Последним прижизненным изданием была книга «Подготовка к школе детей с недостатками речи», выпущенная в 1985 году, когда маме шел уже семьдесят восьмой год. А выпуском последних двух книг (книга и дидактический материал) занималась уже в 1988 – 1989 годах ее ученица и соавтор Т.Б. Филичева, за что мы благодарны ей от всей души. У нас было десять экземпляров этих изданий, приобретенных в издательстве, и еще долго мне звонили из разных городов и весей с просьбой подарить им экземпляр, поскольку в магазинах они разошлись моментально. И я раздавала их благодарным людям, пока не остался один-единственный, на который тоже долго посягали просители, но я удержалась и оставила в семье как память о маме. Последний раз у меня брали дидактический материал для снятия копии совсем недавно, года три тому назад.
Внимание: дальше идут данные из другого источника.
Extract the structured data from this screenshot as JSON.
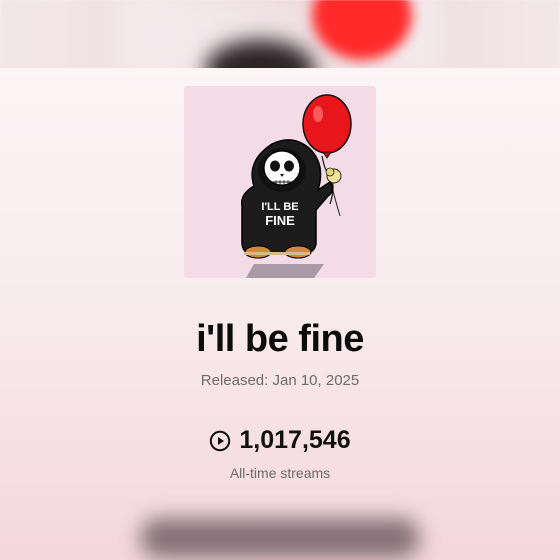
{
  "release": {
    "title": "i'll be fine",
    "released": "Released: Jan 10, 2025",
    "streams_count": "1,017,546",
    "streams_label": "All-time streams",
    "cover_text_line1": "I'LL BE",
    "cover_text_line2": "FINE"
  },
  "colors": {
    "balloon": "#e8151a",
    "hoodie": "#1c1c1c",
    "cover_bg": "#f3dce6"
  },
  "icons": {
    "streams": "play-circle-icon"
  }
}
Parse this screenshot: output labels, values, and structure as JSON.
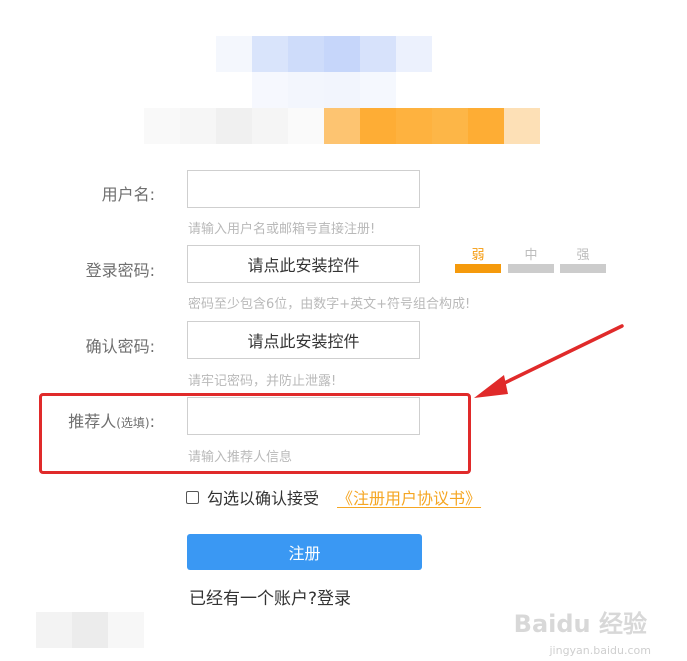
{
  "colors": {
    "accent_blue": "#3a98f3",
    "link_orange": "#f5a623",
    "weak_orange": "#f59a0c",
    "bar_grey": "#cccccc",
    "annotation_red": "#e02a2a"
  },
  "form": {
    "username": {
      "label": "用户名:",
      "value": "",
      "hint": "请输入用户名或邮箱号直接注册!"
    },
    "password": {
      "label": "登录密码:",
      "control_text": "请点此安装控件",
      "hint": "密码至少包含6位，由数字+英文+符号组合构成!",
      "strength": {
        "weak": "弱",
        "medium": "中",
        "strong": "强",
        "level": "weak"
      }
    },
    "confirm": {
      "label": "确认密码:",
      "control_text": "请点此安装控件",
      "hint": "请牢记密码，并防止泄露!"
    },
    "referrer": {
      "label": "推荐人",
      "label_small": "(选填)",
      "label_colon": ":",
      "value": "",
      "hint": "请输入推荐人信息"
    },
    "agreement": {
      "checked": false,
      "text": "勾选以确认接受",
      "link": "《注册用户协议书》"
    },
    "submit_label": "注册",
    "login_text": "已经有一个账户?登录"
  },
  "watermark": {
    "main": "Baidu 经验",
    "sub": "jingyan.baidu.com"
  }
}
Сохранилось довольно много фотографий Галины Амосовны в самых разных местах и в самые разные периоды жизни. Она умела отдыхать, отрываясь на некоторое время от московской суеты, всегда напряженной работы и домашних дел, будь то сад и огород с поспевающей клубникой или падающими на землю яблоками (как можно, это же все витамины для детей!), путешествие к Черному морю, в Алтайские горы или на Западную Украину в места своих предков, и, наконец, поездки на рыбалку, особенно на озера родного Карельского перешейка, что она из всех отпускных благ особенно любила.

Особо хочу рассказать о фотографии от 1 января 1985 года, на которой близкие по интересам и работе люди, ее сотрудники и и соратники. Эти, в основном, не очень молодые женщины, с которыми мама проработала десятки лет, посвятили свою жизнь помощи детям, нуждающихся в ней. Я, к сожалению, не помню, где и по какому поводу (вероятно, судя по дате, по случаю наступившего Нового года) они встречались, но это была последняя для мамы встреча с коллегами и последняя фотография мамы. Галина Амосовна во втором ряду третья слева, а крайняя справа в этом же ряду коллега, соавтор, близкая в течение многих лет подруга мамы Рахиль (Р.И. Шуйфер).

Мамы не стало 7 мая 1986 года. Прошло почти тридцать лет с этого дня, а она все еще живет среди нас, ни одно застолье в нашей большой семье не обходится без того, чтобы не помянуть нашу маму, бабушку, пра- и прапрабабушку Галину Амосовну Каше.